C’est peu dire que l’exécutif s’est mis dans une impasse. Au terme d’une procédure parlementaire puissamment verrouillée, toutes les voies de sortie étaient fermées pour le Président de la République. La dissolution ? Elle serait certainement perdante. Un référendum ? Les chances de victoire sont à peu près nulles. Un remaniement ? Pour faire quoi et surtout avec qui ?
Le chef de l’Etat est donc venu devant les Français les mains vides, avec pour seul et unique message : on continue ! Le sous-texte était clair : les manifestants se lasseront bien de battre le pavé pour rien, les grévistes de perdre de l’argent et les activistes de l’ultra-gauche de brûler des poubelles après le dîner.
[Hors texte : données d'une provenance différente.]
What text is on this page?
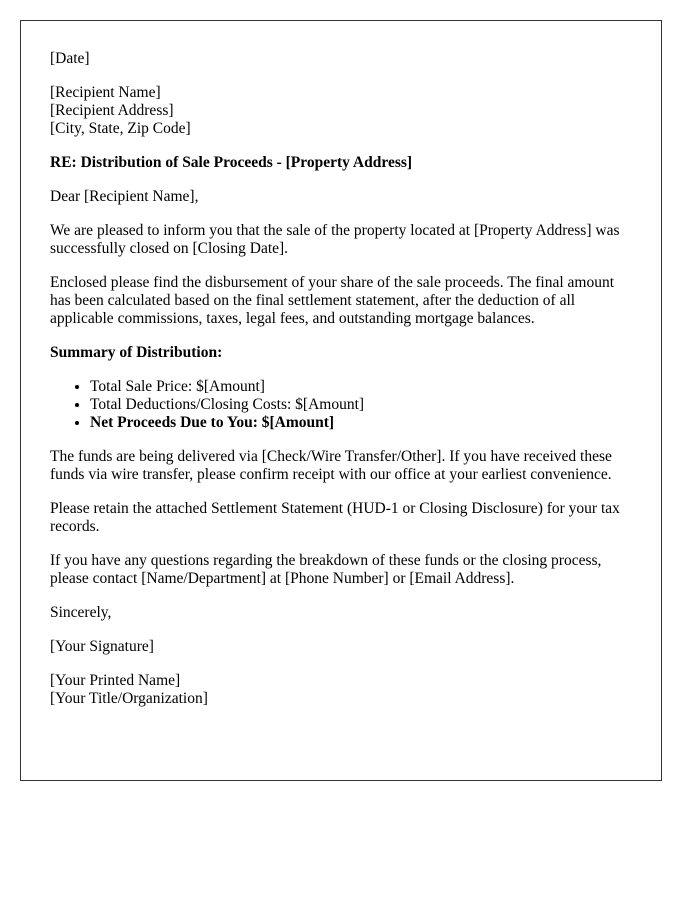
[Date]

[Recipient Name]
[Recipient Address]
[City, State, Zip Code]

RE: Distribution of Sale Proceeds - [Property Address]

Dear [Recipient Name],

We are pleased to inform you that the sale of the property located at [Property Address] was successfully closed on [Closing Date].

Enclosed please find the disbursement of your share of the sale proceeds. The final amount has been calculated based on the final settlement statement, after the deduction of all applicable commissions, taxes, legal fees, and outstanding mortgage balances.

Summary of Distribution:

• Total Sale Price: $[Amount]
• Total Deductions/Closing Costs: $[Amount]
• Net Proceeds Due to You: $[Amount]

The funds are being delivered via [Check/Wire Transfer/Other]. If you have received these funds via wire transfer, please confirm receipt with our office at your earliest convenience.

Please retain the attached Settlement Statement (HUD-1 or Closing Disclosure) for your tax records.

If you have any questions regarding the breakdown of these funds or the closing process, please contact [Name/Department] at [Phone Number] or [Email Address].

Sincerely,

[Your Signature]

[Your Printed Name]
[Your Title/Organization]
A la fin, les institutions auront démontré une nouvelle fois leur implacable efficacité pour imposer les vues de l’exécutif à un Parlement divisé, des syndicats unanimement hostiles et un pays clairement réfractaire. Tel est le pari présidentiel.
Un pari très risqué. D’abord parce qu’il risque de s’abîmer dans la violence : quand les voies ordinaires de la délibération démocratique ne permettent pas de régler ou d’atténuer un conflit, c’est dans la rue qu’il se termine, offrant un exutoire aux colères en même temps qu’une scène aux pulsions les plus désolantes. Au moment où nous écrivons, la messe est loin d’être dite.
Ensuite parce que cette attitude fait fi de l’amertume accumulée dans des segments de la population qui, n’en déplaise à une gauche naïvement euphorique, voteront demain sans doute plus facilement pour l’extrême droite, si l’on en croit les analyses de Bruno Palier et Paulus Wagner. Pendant que les Insoumis déroulent leur logique de combat sans prendre la mesure de leurs nouvelles responsabilités, comme l’analyse Gérard Courtois, le Rassemblement national, lui, continue à utiliser méthodiquement sa présence au Parlement pour se rendre respectable tout en consolidant ses fondamentaux xénophobes, comme le montrent Annalivia Lacoste et Thierry Pech.
Enfin et surtout, l’attitude du Président ne règle rien à la « crise de régime lente » que nous vivons depuis plusieurs mois. Croire que les institutions auront ici démontré leur solidité, c’est prendre ses désirs pour des réalités. En vérité, la séquence aura surtout montré qu’on peut en faire un usage parfaitement légal et cependant contraire à l’esprit de la démocratie, comme le souligne le constitutionnaliste Denis Baranger. A trop contraindre la discussion parlementaire, analyse-t-il, on ne la rationalise pas : on la dérègle – et c’est la Constitution qui en souffre.